On a perfect clear morning, Warner walked out, as out-of-form batsmen will, with an air of fake-it-until-you-make-it. The positive body language and signs of intent were orthodox psychology, but what often happens is about 20 minutes into an innings, once the surge of bravado fades, the batsman is back in his rut.

So it went, until Warner got lucky. In his third over, Morne Morkel bowled two fullish balls wide of off-stump. Warner threw his bat at both, slicing one and middling the other to the cover boundary. Then Dale Steyn repeated the error in his fifth over, and Morkel gave Warner another. Warner’s first six boundaries, all between point and mid-off, were not necessarily controlled, but on the scoreboard he was nearly 30.

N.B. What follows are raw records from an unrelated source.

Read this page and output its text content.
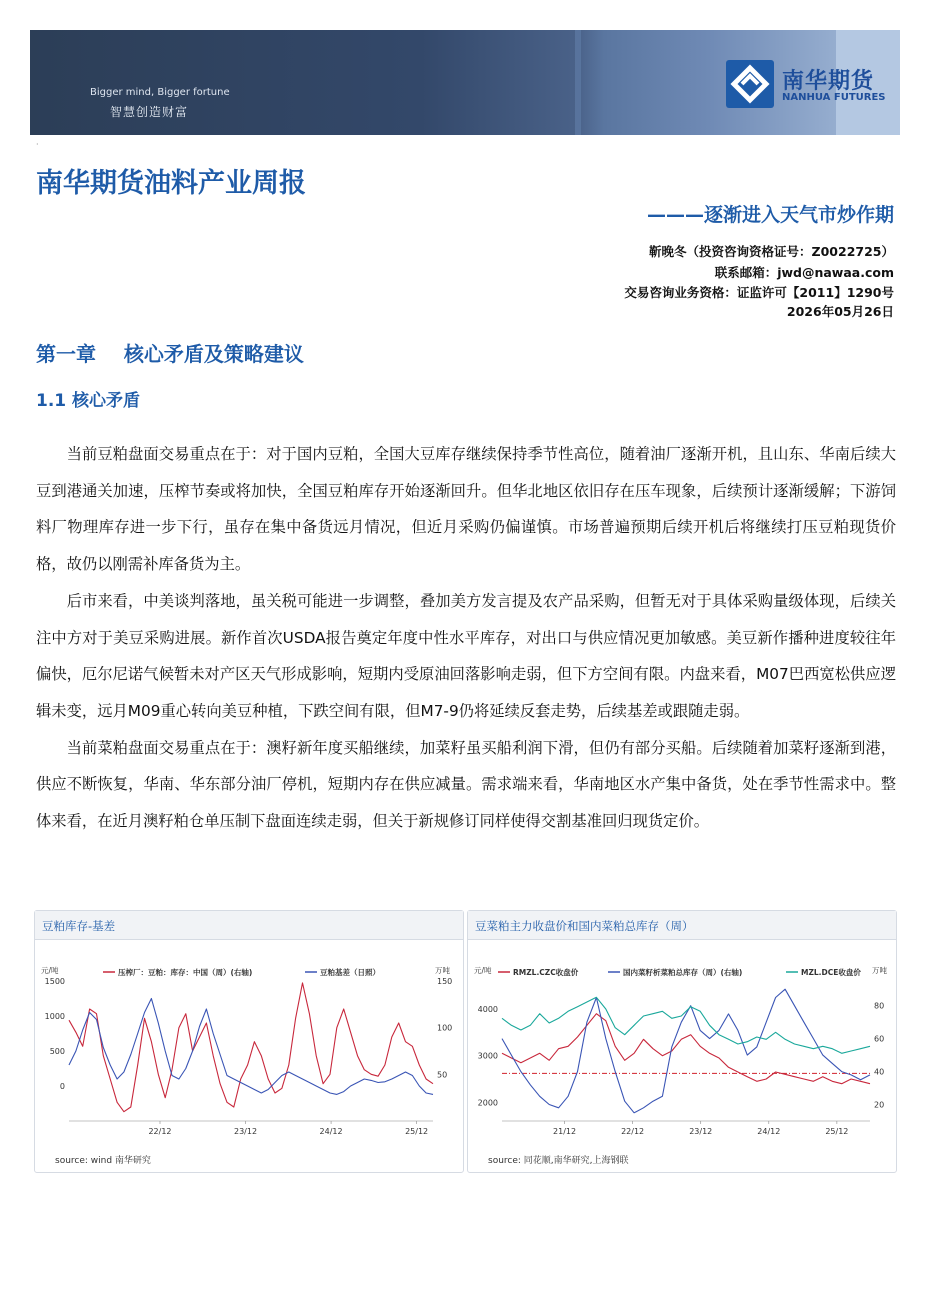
Bigger mind, Bigger fortune
智慧创造财富
南华期货
NANHUA FUTURES
·
南华期货油料产业周报
———逐渐进入天气市炒作期
靳晚冬（投资咨询资格证号：Z0022725）
联系邮箱：jwd@nawaa.com
交易咨询业务资格：证监许可【2011】1290号
2026年05月26日
第一章    核心矛盾及策略建议
1.1 核心矛盾

当前豆粕盘面交易重点在于：对于国内豆粕，全国大豆库存继续保持季节性高位，随着油厂逐渐开机，且山东、华南后续大豆到港通关加速，压榨节奏或将加快，全国豆粕库存开始逐渐回升。但华北地区依旧存在压车现象，后续预计逐渐缓解；下游饲料厂物理库存进一步下行，虽存在集中备货远月情况，但近月采购仍偏谨慎。市场普遍预期后续开机后将继续打压豆粕现货价格，故仍以刚需补库备货为主。

后市来看，中美谈判落地，虽关税可能进一步调整，叠加美方发言提及农产品采购，但暂无对于具体采购量级体现，后续关注中方对于美豆采购进展。新作首次USDA报告奠定年度中性水平库存，对出口与供应情况更加敏感。美豆新作播种进度较往年偏快，厄尔尼诺气候暂未对产区天气形成影响，短期内受原油回落影响走弱，但下方空间有限。内盘来看，M07巴西宽松供应逻辑未变，远月M09重心转向美豆种植，下跌空间有限，但M7-9仍将延续反套走势，后续基差或跟随走弱。

当前菜粕盘面交易重点在于：澳籽新年度买船继续，加菜籽虽买船利润下滑，但仍有部分买船。后续随着加菜籽逐渐到港，供应不断恢复，华南、华东部分油厂停机，短期内存在供应减量。需求端来看，华南地区水产集中备货，处在季节性需求中。整体来看，在近月澳籽粕仓单压制下盘面连续走弱，但关于新规修订同样使得交割基准回归现货定价。

豆粕库存-基差
元/吨	万吨
压榨厂：豆粕：库存：中国（周）(右轴)	豆粕基差（日照）
1500
1000
500
0
150
100
50
22/12	23/12	24/12	25/12
source: wind 南华研究
豆菜粕主力收盘价和国内菜粕总库存（周）
元/吨	万吨
RMZL.CZC收盘价	国内菜籽析菜粕总库存（周）(右轴)	MZL.DCE收盘价
4000
3000
2000
80
60
40
20
21/12	22/12	23/12	24/12	25/12
source: 同花顺,南华研究,上海钢联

The crisis in Australia’s innings happened at the other end, prompted by Jacques Kallis taking the ball for the 11th over. In the next 16 minutes, Ed Cowan, Rob Quiney and Ricky Ponting were out, and suddenly Warner’s personal crisis was forgotten.

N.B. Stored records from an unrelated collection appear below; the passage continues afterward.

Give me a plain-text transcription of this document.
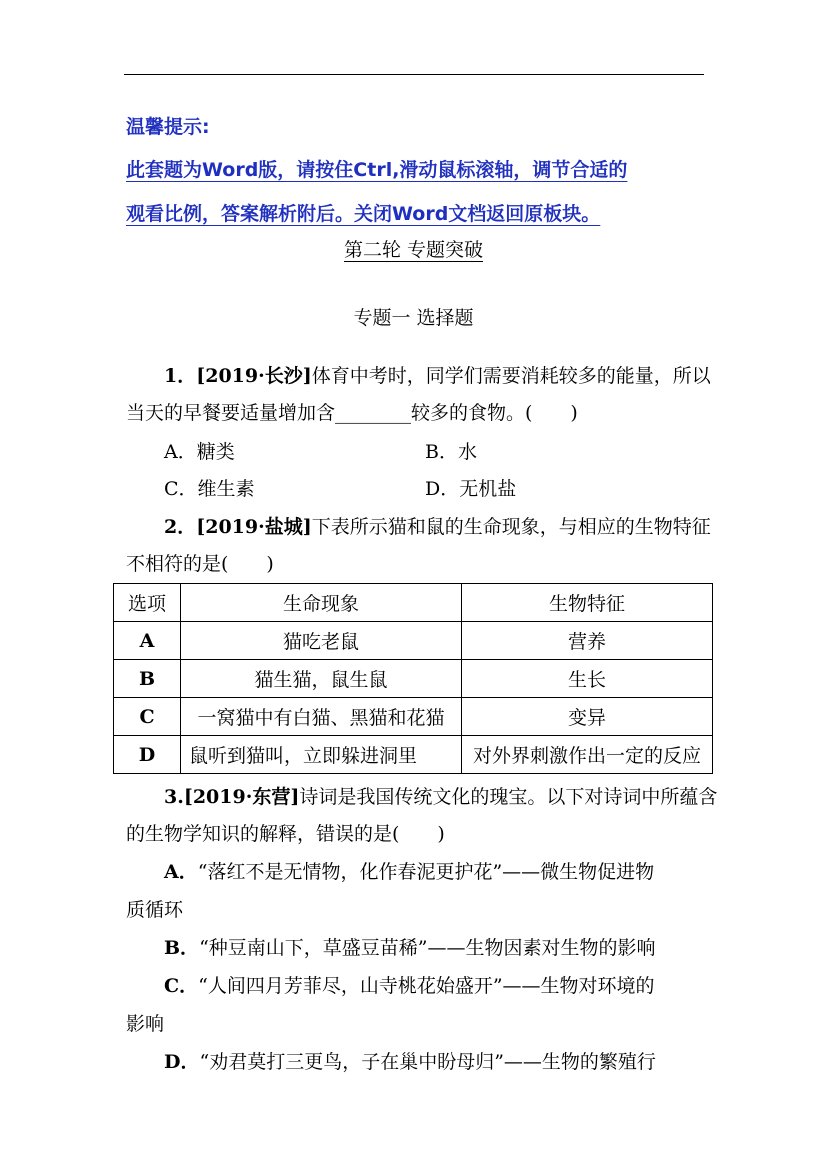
温馨提示:
此套题为Word版，请按住Ctrl,滑动鼠标滚轴，调节合适的
观看比例，答案解析附后。关闭Word文档返回原板块。
第二轮 专题突破
专题一 选择题
1．[2019·长沙]体育中考时，同学们需要消耗较多的能量，所以
当天的早餐要适量增加含________较多的食物。(　　)
A．糖类	B．水
C．维生素	D．无机盐
2．[2019·盐城]下表所示猫和鼠的生命现象，与相应的生物特征
不相符的是(　　)
选项	生命现象	生物特征
A	猫吃老鼠	营养
B	猫生猫，鼠生鼠	生长
C	一窝猫中有白猫、黑猫和花猫	变异
D	鼠听到猫叫，立即躲进洞里	对外界刺激作出一定的反应
3.[2019·东营]诗词是我国传统文化的瑰宝。以下对诗词中所蕴含
的生物学知识的解释，错误的是(　　)
A．“落红不是无情物，化作春泥更护花”——微生物促进物
质循环
B．“种豆南山下，草盛豆苗稀”——生物因素对生物的影响
C．“人间四月芳菲尽，山寺桃花始盛开”——生物对环境的
影响
D．“劝君莫打三更鸟，子在巢中盼母归”——生物的繁殖行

It helped that soon after Michael Clarke’s arrival Kallis’ brilliant spell of swing bowling became just a cameo as his hamstring did for South Africa’s day.

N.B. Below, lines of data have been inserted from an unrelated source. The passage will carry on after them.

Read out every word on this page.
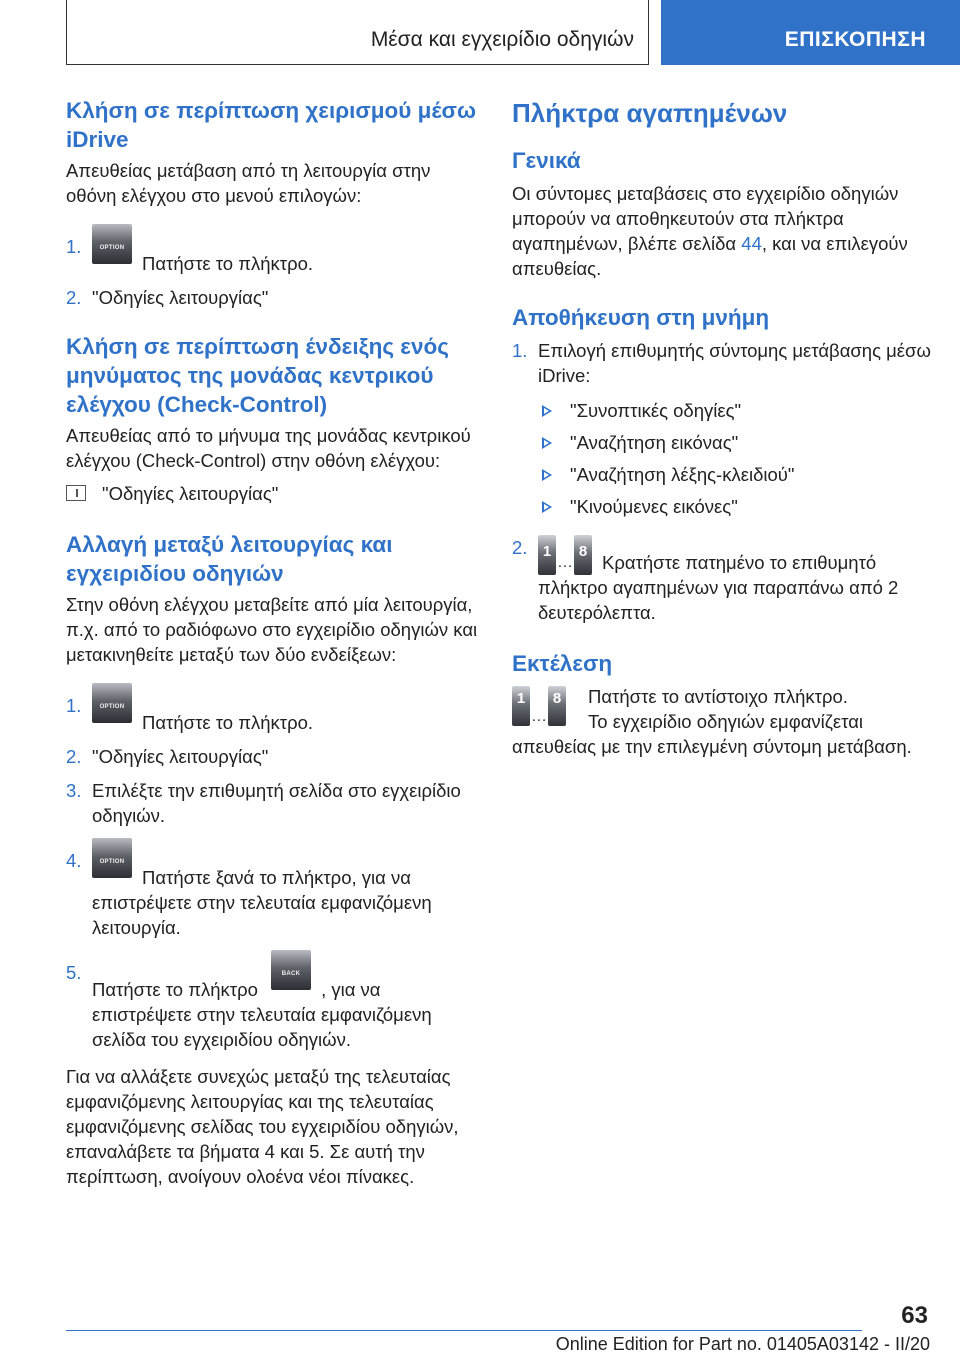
Μέσα και εγχειρίδιο οδηγιών	ΕΠΙΣΚΟΠΗΣΗ
Κλήση σε περίπτωση χειρισμού μέσω iDrive

Απευθείας μετάβαση από τη λειτουργία στην οθόνη ελέγχου στο μενού επιλογών:

1.	OPTION
Πατήστε το πλήκτρο.
2. "Οδηγίες λειτουργίας"
Κλήση σε περίπτωση ένδειξης ενός μηνύματος της μονάδας κεντρικού ελέγχου (Check-Control)

Απευθείας από το μήνυμα της μονάδας κεντρικού ελέγχου (Check-Control) στην οθόνη ελέγχου:

"Οδηγίες λειτουργίας"
Αλλαγή μεταξύ λειτουργίας και εγχειριδίου οδηγιών

Στην οθόνη ελέγχου μεταβείτε από μία λειτουργία, π.χ. από το ραδιόφωνο στο εγχειρίδιο οδηγιών και μετακινηθείτε μεταξύ των δύο ενδείξεων:

1.	OPTION
Πατήστε το πλήκτρο.
2. "Οδηγίες λειτουργίας"
3. Επιλέξτε την επιθυμητή σελίδα στο εγχειρίδιο οδηγιών.
4.	OPTION
Πατήστε ξανά το πλήκτρο, για να επιστρέψετε στην τελευταία εμφανιζόμενη λειτουργία.
5.
Πατήστε το πλήκτρο
BACK
, για να επιστρέψετε στην τελευταία εμφανιζόμενη σελίδα του εγχειριδίου οδηγιών.

Για να αλλάξετε συνεχώς μεταξύ της τελευταίας εμφανιζόμενης λειτουργίας και της τελευταίας εμφανιζόμενης σελίδας του εγχειριδίου οδηγιών, επαναλάβετε τα βήματα 4 και 5. Σε αυτή την περίπτωση, ανοίγουν ολοένα νέοι πίνακες.

Πλήκτρα αγαπημένων
Γενικά

Οι σύντομες μεταβάσεις στο εγχειρίδιο οδηγιών μπορούν να αποθηκευτούν στα πλήκτρα αγαπημένων, βλέπε σελίδα 44, και να επιλεγούν απευθείας.

Αποθήκευση στη μνήμη
1. Επιλογή επιθυμητής σύντομης μετάβασης μέσω iDrive:
"Συνοπτικές οδηγίες"
"Αναζήτηση εικόνας"
"Αναζήτηση λέξης-κλειδιού"
"Κινούμενες εικόνες"
2.	1
…
8
Κρατήστε πατημένο το επιθυμητό πλήκτρο αγαπημένων για παραπάνω από 2 δευτερόλεπτα.
Εκτέλεση
1
…
8	Πατήστε το αντίστοιχο πλήκτρο.

Το εγχειρίδιο οδηγιών εμφανίζεται απευθείας με την επιλεγμένη σύντομη μετάβαση.

63
Online Edition for Part no. 01405A03142 - II/20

A day of grand entertainment hit a high note after lunch, as Warner and Clarke put on a festive 100 runs in 10 overs. This was mostly a matter of taking full advantage of poor bowling. It was slowed by a probing spell by Rory Kleinveldt, who, it must be said, had earlier fully vindicated his captain’s lack of confidence in him. A late replacement for Vernon Philander, Kleinveldt started with the same trundling short-pitched ordinariness as in Brisbane.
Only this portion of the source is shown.